İşte tam bu sırada ABD Başkanı Barack Obama, Avrupa turundan sonra Türkiye'ye gelecek. Bu ziyaret gerçekten önemli. Ama önemi sadece Kürt sorunu, PKK'nın tasfiyesi, Türkiye-Irak ilişkileri, Afganistan'a yönelik ortaklıklar, Türkiye-İsrail ilişkileriyle sınırlı değil. Ziyareti sadece bu başlıklarla sınırlı algılarsak gerçeği tam olarak göremeyebiliriz. Ziyaret, dünyanın yeniden konumlanmaya doğru sürüklendiği bir dönemde, yeni küresel yapılanmada, Batı içi ayrışmada Türkiye'nin hem kendi çevresinde hem de küresel düzeyde üsleneceği rollerle tartışılmalı. B utartışmayı yaparsak, iyi analiz edersek, yukarıdaki başlıklar altında neler konuşulabileceğini anlamamız çok daha kolay olacaktır.

Öyleyse, büyük greçeğe ilişkin notları bir daha hatırlatalım:

  Anglo-Amerikan cephe küresel ekonomik sistemin, finans sisteminin olduğu gibi muhafazasını isterken trilyon dolarlık destek paketleriyle çözüm üretilebileceğini düşünüyor.
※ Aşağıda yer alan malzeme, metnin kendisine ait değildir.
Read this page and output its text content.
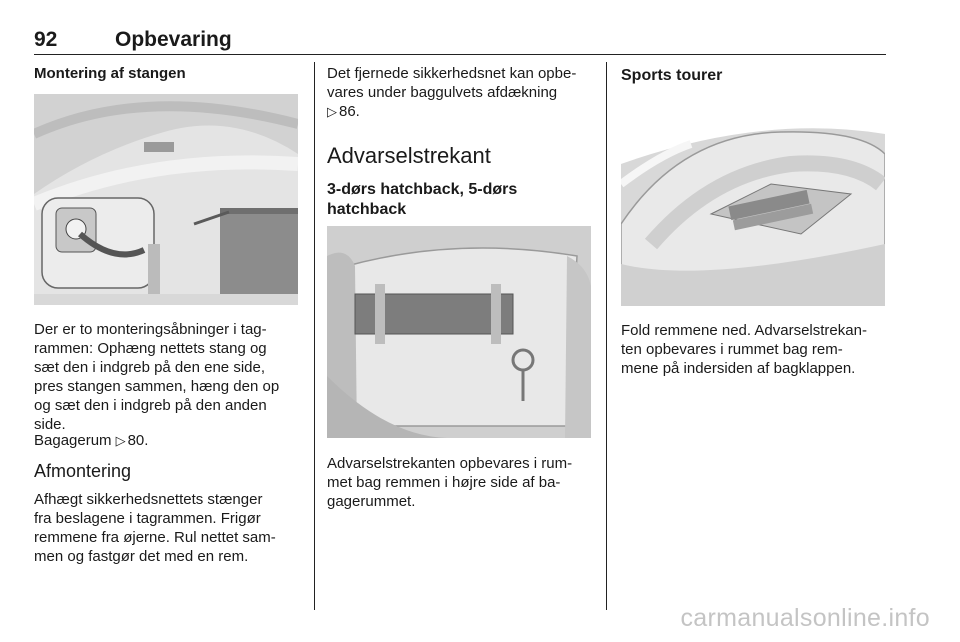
92	Opbevaring
Montering af stangen

Der er to monteringsåbninger i tag-

rammen: Ophæng nettets stang og

sæt den i indgreb på den ene side,

pres stangen sammen, hæng den op

og sæt den i indgreb på den anden

side.

Bagagerum ▷ 80.
Afmontering

Afhægt sikkerhedsnettets stænger

fra beslagene i tagrammen. Frigør

remmene fra øjerne. Rul nettet sam-

men og fastgør det med en rem.

Det fjernede sikkerhedsnet kan opbe-

vares under baggulvets afdækning

▷ 86.

Advarselstrekant
3-dørs hatchback, 5-dørs
hatchback

Advarselstrekanten opbevares i rum-

met bag remmen i højre side af ba-

gagerummet.

Sports tourer

Fold remmene ned. Advarselstrekan-

ten opbevares i rummet bag rem-

mene på indersiden af bagklappen.

carmanualsonline.info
Bırakın sistemi kökten değiştirmeyi, reform bile öngörmüyor. Aynı zamanda finans sistemi üzerindeki “koruyucu”, “dokunulmaz” rolünü devam ettirmek istiyor. Bu yönüyle Anglo-Amerikan cephe muhafazakar diğerleri ise reformcu oluyor.

  Kriz derinleştikçe Anglo-Amerikan kapitalizm daha da sorgulanacak, yargılanacak, bu cephe itibar kaybedecek.

 Zirvenin uzun vadede etkili olacak en önemli boyutu jeopolitik eksen kaymalarına yol açabilecek ve bölgesel çatışmalara kadar uzanabilecek olması. Yani zirve, küresel konsensus oluşturacakken bölünmeye yol açabilecek.

  1933'da yine İngiltere'de “Londra Ekonomik Konferansı” düzenlenmişti. Tıpkı bugünkü gibi. Hitler bu dönemde ortaya çıkmaya başladı. Fransa altın rezervini bu dönemde New York'tan çekti. Ardından 2. Dünya Savaşı yaşandı ve sonrasında yeni bir ekonomik sistem kuruldu.

  O zaman Franklin Roosevelt ve Winston Churchill'in patronluğunda şekillenen sistem şimdi Barack Obama ve Gordon Brown tarafından kurtarılmaya çalışılıyor.

  Kriz küresel bölünmeye neden olursa bu çatışma öncelikle ABD ve Avrupa'nın içinde olduğu bölgede ciddi bir ayrışmaya neden olabilecek. Sanıldığı gibi Rusya ve Çin'le Batı arasında değil. Çünkü şu anki tartışma Anglo-Amerikan cepheyle dünyanın geri kalanı arasında yaşanıyor.

  Kriz dünya sisteminin temellerini sarsıyor. Yeni ekonomik sistem uzlaşmayla ya da çatışmayla şekillenecek. Yeni bir ekonomik düzen şekillenecekse yeni bir siyasi düzen de şekillenecek.

İngiltere Başbakanı Gordon Brown, dünkü zirvenin kapanışında “Yeni bir dünya düzeni şekilleniyor. Bu kolektif bir eylemdir” dedi. Evet, yeni bir dünya düzeni şekilleniyor, doğru. Ama bunun “kolektif bir eylem” olduğu yanlış. Kolektif bir durum değil ayrışma bu düzeni şekillendiriyor. Oba0ma'nın Türkiye ziyaretini bir gerçek üzerinden değerlendirmek gerekiyor.